The management committee of the Vintners' Federation of Ireland (VFI) will meet today in Dublin to discuss, among other things, the breakaway group of publicans in Cork who have decided to go their own way with the Cork City Vintners' Association (CCVA).
Officially the VFI is making light of the new organisation but senior members are not so sure. These are fraught times for publicans. Relations with the Government are strained on the issue of price controls and deregulation of the industry could be looming.
"This is a difficult climate for us just now. Unity, not disunity, is what we need," said a Cork publican, who is not part of the CCVA. "If the best interests of the federation and the publicans themselves are to be upheld, we should all be singing from the same hymn sheet."
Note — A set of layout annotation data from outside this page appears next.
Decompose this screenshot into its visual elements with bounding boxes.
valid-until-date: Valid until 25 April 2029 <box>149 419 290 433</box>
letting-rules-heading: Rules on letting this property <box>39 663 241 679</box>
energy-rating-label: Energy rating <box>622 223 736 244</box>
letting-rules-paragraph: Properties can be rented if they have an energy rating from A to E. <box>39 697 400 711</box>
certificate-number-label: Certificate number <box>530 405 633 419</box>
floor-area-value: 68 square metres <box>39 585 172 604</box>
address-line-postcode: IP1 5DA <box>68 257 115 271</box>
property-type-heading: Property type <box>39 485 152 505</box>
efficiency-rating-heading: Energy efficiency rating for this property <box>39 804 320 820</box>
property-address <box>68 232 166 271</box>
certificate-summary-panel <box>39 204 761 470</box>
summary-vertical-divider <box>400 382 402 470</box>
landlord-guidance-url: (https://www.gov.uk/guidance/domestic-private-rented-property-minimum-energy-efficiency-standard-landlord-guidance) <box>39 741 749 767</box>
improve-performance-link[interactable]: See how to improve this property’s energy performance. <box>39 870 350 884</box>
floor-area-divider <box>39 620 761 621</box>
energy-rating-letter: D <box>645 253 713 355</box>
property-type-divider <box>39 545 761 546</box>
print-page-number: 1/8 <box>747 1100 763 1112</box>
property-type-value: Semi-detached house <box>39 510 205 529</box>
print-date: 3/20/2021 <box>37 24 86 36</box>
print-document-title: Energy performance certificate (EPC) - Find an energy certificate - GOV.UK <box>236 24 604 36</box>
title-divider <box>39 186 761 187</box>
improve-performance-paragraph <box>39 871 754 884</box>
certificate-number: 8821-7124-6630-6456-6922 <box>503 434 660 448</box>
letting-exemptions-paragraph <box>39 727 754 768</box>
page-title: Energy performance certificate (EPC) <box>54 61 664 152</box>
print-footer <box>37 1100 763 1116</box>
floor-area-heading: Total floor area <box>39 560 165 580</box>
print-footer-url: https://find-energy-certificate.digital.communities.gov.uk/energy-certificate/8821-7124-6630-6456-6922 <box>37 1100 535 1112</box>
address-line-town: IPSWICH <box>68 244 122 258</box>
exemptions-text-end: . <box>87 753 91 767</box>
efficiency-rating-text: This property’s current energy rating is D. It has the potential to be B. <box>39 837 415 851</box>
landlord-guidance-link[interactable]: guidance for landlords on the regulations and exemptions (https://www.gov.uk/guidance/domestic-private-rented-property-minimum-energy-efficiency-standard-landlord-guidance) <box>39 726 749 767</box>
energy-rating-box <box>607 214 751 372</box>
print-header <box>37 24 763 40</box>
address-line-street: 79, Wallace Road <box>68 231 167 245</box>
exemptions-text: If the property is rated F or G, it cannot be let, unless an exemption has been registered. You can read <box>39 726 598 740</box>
Mr Tadg O'Sullivan, chief executive of the VFI, said that while no organisation liked to see members falling away, the Cork publicans in the new group were entitled to go their own way if they wished. The VFI had 1,000 members in Cork city and county, and it was unlikely all of them would agree on everything all of the time.
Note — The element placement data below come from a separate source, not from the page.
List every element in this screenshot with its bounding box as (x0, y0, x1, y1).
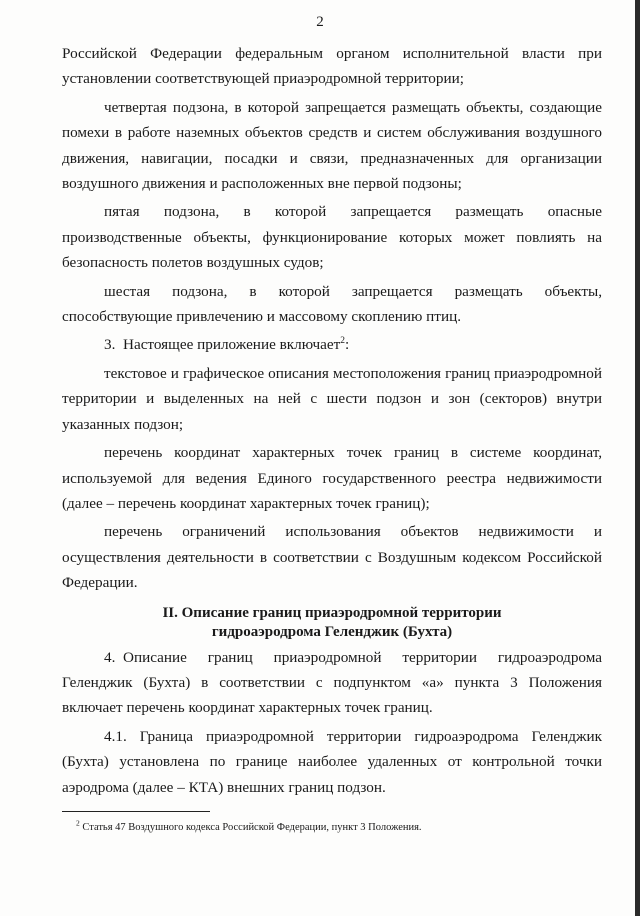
document-body (62, 41, 602, 800)
paragraph-item-4: 4. Описание границ приаэродромной территории гидроаэродрома Геленджик (Бухта) в соответствии с подпунктом «а» пункта 3 Положения включает перечень координат характерных точек границ. (62, 648, 602, 717)
footnote-text: Статья 47 Воздушного кодекса Российской Федерации, пункт 3 Положения. (82, 822, 422, 833)
paragraph-item-4-1: 4.1. Граница приаэродромной территории гидроаэродрома Геленджик (Бухта) установлена по границе наиболее удаленных от контрольной точки аэродрома (далее – КТА) внешних границ подзон. (62, 727, 602, 796)
item-3-suffix: : (345, 336, 350, 354)
paragraph-descriptions: текстовое и графическое описания местоположения границ приаэродромной территории и выделенных на ней с шести подзон и зон (секторов) внутри указанных подзон; (62, 364, 602, 433)
paragraph-restrictions-list: перечень ограничений использования объектов недвижимости и осуществления деятельности в соответствии с Воздушным кодексом Российской Федерации. (62, 523, 602, 592)
scan-edge (635, 0, 640, 916)
footnote-reference: 2 (340, 336, 346, 347)
paragraph-subzone-4: четвертая подзона, в которой запрещается размещать объекты, создающие помехи в работе наземных объектов средств и систем обслуживания воздушного движения, навигации, посадки и связи, предназначенных для организации воздушного движения и расположенных вне первой подзоны; (62, 98, 602, 193)
paragraph-subzone-5: пятая подзона, в которой запрещается размещать опасные производственные объекты, функционирование которых может повлиять на безопасность полетов воздушных судов; (62, 203, 602, 272)
footnote (76, 818, 596, 834)
paragraph-coordinates-list: перечень координат характерных точек границ в системе координат, используемой для ведения Единого государственного реестра недвижимости (далее – перечень координат характерных точек границ); (62, 444, 602, 512)
paragraph-1: Российской Федерации федеральным органом исполнительной власти при установлении соответствующей приаэродромной территории; (62, 45, 602, 88)
section-heading-line-1: II. Описание границ приаэродромной территории (162, 604, 502, 621)
section-heading (62, 604, 602, 642)
footnote-separator (62, 811, 210, 812)
item-3-text: 3. Настоящее приложение включает (104, 336, 341, 354)
paragraph-item-3 (62, 332, 602, 357)
section-heading-line-2: гидроаэродрома Геленджик (Бухта) (211, 623, 453, 640)
paragraph-subzone-6: шестая подзона, в которой запрещается размещать объекты, способствующие привлечению и массовому скоплению птиц. (62, 282, 602, 326)
page-number: 2 (316, 14, 324, 30)
footnote-mark: 2 (76, 818, 80, 828)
Today's meeting of the management committee was a scheduled one and not convened specially to discuss the CCVA, Mr O'Sullivan said.
In fact, according to Mr Ger Kiely, a city-centre publican who will be chairman of the new organisation, a growing number of vintners in Cork has become disillusioned with the manner in which they are being represented by the VFI. For two years, he said, a number of Cork publicans had been trying unsuccessfully to have the VFI locally convene a meeting on Cork issues.
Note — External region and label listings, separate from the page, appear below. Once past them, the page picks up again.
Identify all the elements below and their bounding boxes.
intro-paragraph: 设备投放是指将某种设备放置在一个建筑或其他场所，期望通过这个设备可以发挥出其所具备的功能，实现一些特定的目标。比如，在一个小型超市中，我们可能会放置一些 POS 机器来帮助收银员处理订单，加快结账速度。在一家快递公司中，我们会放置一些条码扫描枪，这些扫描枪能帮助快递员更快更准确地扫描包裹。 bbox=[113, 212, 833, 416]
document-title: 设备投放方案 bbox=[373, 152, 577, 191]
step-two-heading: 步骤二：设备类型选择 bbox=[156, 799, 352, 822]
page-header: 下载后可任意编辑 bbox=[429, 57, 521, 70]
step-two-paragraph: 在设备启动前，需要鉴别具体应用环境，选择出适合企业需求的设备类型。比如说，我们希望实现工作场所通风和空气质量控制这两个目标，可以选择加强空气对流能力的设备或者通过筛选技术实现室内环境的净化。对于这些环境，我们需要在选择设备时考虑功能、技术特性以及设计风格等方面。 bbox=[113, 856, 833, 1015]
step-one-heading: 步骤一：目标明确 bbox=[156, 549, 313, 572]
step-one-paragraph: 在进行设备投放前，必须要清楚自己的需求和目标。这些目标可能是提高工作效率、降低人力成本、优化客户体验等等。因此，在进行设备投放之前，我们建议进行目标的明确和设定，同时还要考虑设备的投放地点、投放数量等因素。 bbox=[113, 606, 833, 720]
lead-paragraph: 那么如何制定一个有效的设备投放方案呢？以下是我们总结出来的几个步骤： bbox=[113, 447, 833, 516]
The CCVA, he added, no longer felt the Cork branch of the VFI was representative of members' needs or responsive to their demands.
"We don't wish to get into name-calling, but the feeling among our 50-plus membership at present is that we had been left out in the cold and the time had come to form our own representative body," Mr Kiely said.
Curiously, the new vintners' group seems to be going about matters somewhat prematurely. In its initial documentation to members, Mr Kieran Nestor, another Cork publican, is listed as vice-chairman. This came as news to Mr Nestor when he was contacted. The signature on the document was not his, he said, and neither had he agreed to take up any executive office, although, broadly speaking, he was in sympathy with the aims of the CCVA.
How could this have happened? "Probably overenthusiasm," Mr Kiely said, adding, "It shouldn't have happened. Mr Nestor was contacted and it was expected he would take up the position. I think his agreement was incorrectly taken for granted."